General information
- Location: National Highway 16, Urali, Gopalpur, Cuttack district, Odisha India
- Coordinates: 20°25′57″N 85°52′40″E﻿ / ﻿20.432635°N 85.877909°E
- Elevation: 27 m (89 ft)
- System: Passenger train station
- Owner: Indian Railways
- Operator: East Coast Railway
- Lines: Howrah–Chennai main line Kharagpur–Puri line
- Platforms: 2
- Tracks: 2

Construction
- Structure type: Standard (on ground station)

Other information
- Status: Functioning
- Station code: GBK

History
- Opened: 1901
- Former names: East Coast State Railway

Services
| Preceding station | Indian Railways |  |  | Following station |
| Katha Jori towards Howrah Junction |  | East Coast Railway zoneHowrah–Chennai main line |  | Barang Junction towards Chennai Central |

= Gopalpur Balikuda railway station =

Railway station in Odisha

Gopalpur Balikuda railway station is a railway station on Kharagpur–Puri line, part of the Howrah–Chennai main line under Khurda Road railway division of East Coast Railway zone.
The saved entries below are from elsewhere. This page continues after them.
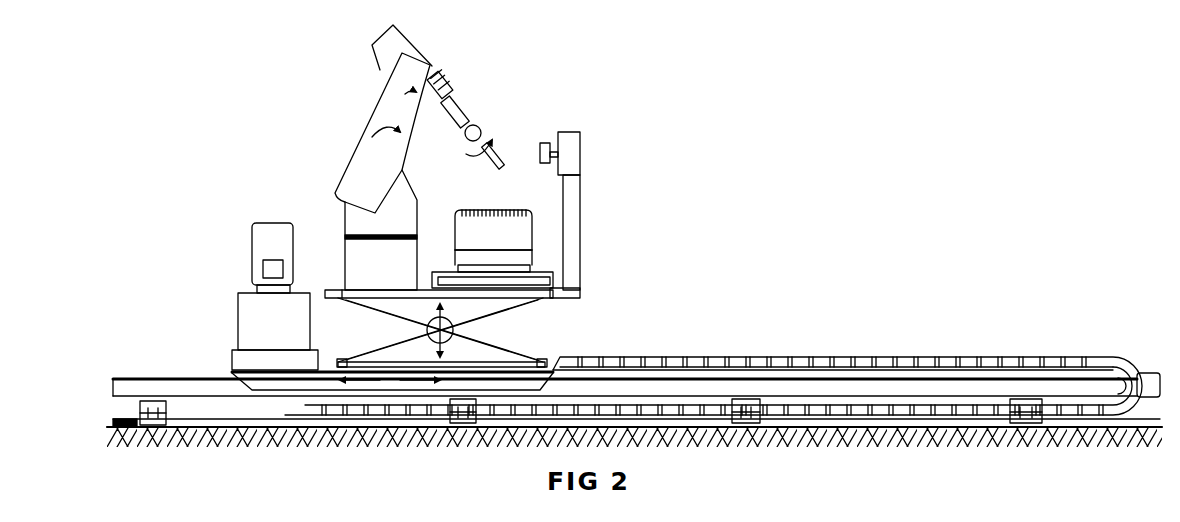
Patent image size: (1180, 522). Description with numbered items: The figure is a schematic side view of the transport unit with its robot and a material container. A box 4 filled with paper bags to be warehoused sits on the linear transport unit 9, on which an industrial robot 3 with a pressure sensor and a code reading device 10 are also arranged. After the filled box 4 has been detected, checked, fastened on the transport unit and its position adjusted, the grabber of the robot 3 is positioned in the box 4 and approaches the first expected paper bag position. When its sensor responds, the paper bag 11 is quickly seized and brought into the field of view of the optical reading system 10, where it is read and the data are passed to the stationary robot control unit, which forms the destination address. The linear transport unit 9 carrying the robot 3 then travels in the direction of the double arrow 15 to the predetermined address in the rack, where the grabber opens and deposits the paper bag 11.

The industrial robot 3 is at (357, 153).
The box 4 is at (473, 258).
The linear transport unit 9 is at (232, 367).
The code reading device 10 is at (580, 166).
The paper bag 11 is at (467, 226).
The double arrow 15 is at (402, 382).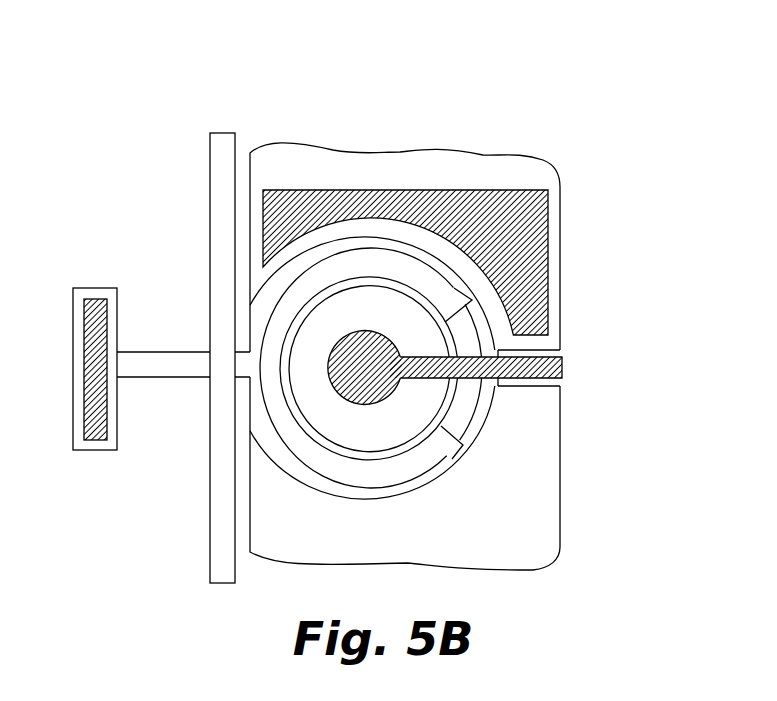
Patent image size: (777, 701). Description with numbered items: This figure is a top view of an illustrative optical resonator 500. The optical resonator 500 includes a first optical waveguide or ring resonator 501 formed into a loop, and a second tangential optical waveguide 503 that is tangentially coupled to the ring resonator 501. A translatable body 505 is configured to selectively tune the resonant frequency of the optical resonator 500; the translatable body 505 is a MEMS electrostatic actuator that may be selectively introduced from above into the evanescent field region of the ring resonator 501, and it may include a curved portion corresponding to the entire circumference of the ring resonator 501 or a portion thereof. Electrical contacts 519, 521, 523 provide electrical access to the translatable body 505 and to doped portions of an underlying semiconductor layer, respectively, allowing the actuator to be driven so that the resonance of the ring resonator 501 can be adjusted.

It is situated beside National Highway 16 at Urali, Gopalpur in Cuttack district in the Indian state of Odisha.

==History==
In between 1893 and 1896 the East Coast State Railway constructed Howrah–Chennai main line. Kharagpur–Puri branch was finally opened for public in 1901. The route was electrified in several phases. In 2005, Howrah–Chennai route was completely electrified.